13. On 616-17 (“Poetry is the record of the best and…”), Shelley transitions to what we may take as a consideration of the power of poetic language, even though he is still in part addressing the issue of the poet’s capacity for inspiration. In The Statesman’s Manual, Samuel Taylor Coleridge suggests that symbolic utterances bridge the gap between mind and matter, subject and object, and that a symbol, far from being a mere literary device, “participates in the Reality which it renders intelligible.” What is Shelley’s implied view of poetic language here, and how does that view compare to the strong claims that his fellow theorist and poet Coleridge makes? How, and to what extent, do the poets’ words participate in the power of their original inspiration? (In responding, consider Shelley’s metaphor of poetry as a kind of being or entity whose “footsteps are like those of a wind over a sea, which the coming calm erases…” (616). This metaphor might refer not only to the inspired status of poetic composition but also to the poem’s actual language.)

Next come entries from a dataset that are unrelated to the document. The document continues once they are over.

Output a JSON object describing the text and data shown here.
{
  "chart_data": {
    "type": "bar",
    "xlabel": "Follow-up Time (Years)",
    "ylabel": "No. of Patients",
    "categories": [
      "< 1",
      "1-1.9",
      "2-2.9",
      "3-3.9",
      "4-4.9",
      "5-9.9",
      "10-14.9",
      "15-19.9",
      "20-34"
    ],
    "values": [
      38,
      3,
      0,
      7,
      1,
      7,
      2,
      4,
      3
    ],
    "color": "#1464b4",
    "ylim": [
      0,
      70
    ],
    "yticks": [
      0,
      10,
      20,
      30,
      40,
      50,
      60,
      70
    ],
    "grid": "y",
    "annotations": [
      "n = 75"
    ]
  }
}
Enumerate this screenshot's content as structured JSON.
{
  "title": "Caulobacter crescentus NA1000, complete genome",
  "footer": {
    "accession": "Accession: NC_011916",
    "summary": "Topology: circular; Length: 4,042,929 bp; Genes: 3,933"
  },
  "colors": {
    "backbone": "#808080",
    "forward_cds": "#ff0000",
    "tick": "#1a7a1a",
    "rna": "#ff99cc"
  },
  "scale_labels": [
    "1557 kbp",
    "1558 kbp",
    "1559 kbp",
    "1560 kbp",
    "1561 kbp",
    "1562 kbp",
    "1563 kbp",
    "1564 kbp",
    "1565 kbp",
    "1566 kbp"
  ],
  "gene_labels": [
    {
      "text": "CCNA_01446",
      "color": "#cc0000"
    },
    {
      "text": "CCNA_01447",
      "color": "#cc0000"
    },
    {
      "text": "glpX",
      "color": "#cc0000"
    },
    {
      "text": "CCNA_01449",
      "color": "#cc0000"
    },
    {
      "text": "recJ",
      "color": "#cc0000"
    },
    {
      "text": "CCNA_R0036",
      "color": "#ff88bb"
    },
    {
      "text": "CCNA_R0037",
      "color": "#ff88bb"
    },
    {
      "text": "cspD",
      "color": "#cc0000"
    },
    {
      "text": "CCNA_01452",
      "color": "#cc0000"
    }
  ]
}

14. On 617-19 (“A Poet, as he is the author…”), Shelley first discusses the matter of some artists’ supposed imperfections of character. What defense does he offer in this regard? How, too, does he appraise the current state of literary England in 1820 (the end of the Regency Period), and what hope does he place in the power of poetry to help create a better human community? Soon, Shelley arrives at his stirring conclusion: “Poets are the unacknowledged legislators of the world.” Explain the paradox involved in this claim, and try to unpack its complexity as a statement about the value of poets and poetry even in an age that seems not to have much appreciation for them.
15. General question: Are Shelley’s definitions of poets and poetry in “A Defence of Poetry” based more on the Romantic doctrine of expression than on the ancient theory of inspiration as we find it in Plato’s dialogue Ion (Leitch 46-58)? Is there a conflict between those two theories of how poetry is created, or do you see them as more or less complementary? Explain.
16. General question: Shelley, as a poet and theorist, is often considered to be among the boldest and most passionate of the Romantics (perhaps excepting William Blake). Some would even say that he is the most programmatic or doctrinaire member of that informal school. How do you relate Shelley’s stance in “A Defence of Poetry” to the critical precepts and poetics of at least one other English Romantic? (Our anthology offers selections by William Wordsworth, Leitch 563-86, and Samuel Taylor Coleridge, Leitch 587-97.) Whom do you prefer, Shelley or the other Romantic theorist, and why?
Edition: Leitch, Vincent B. et al., eds. The Norton Anthology of Theory and Criticism. 3rd ed. New York and London: W. W. Norton & Company, 2018. ISBN-13: 978-0-393-60295-1.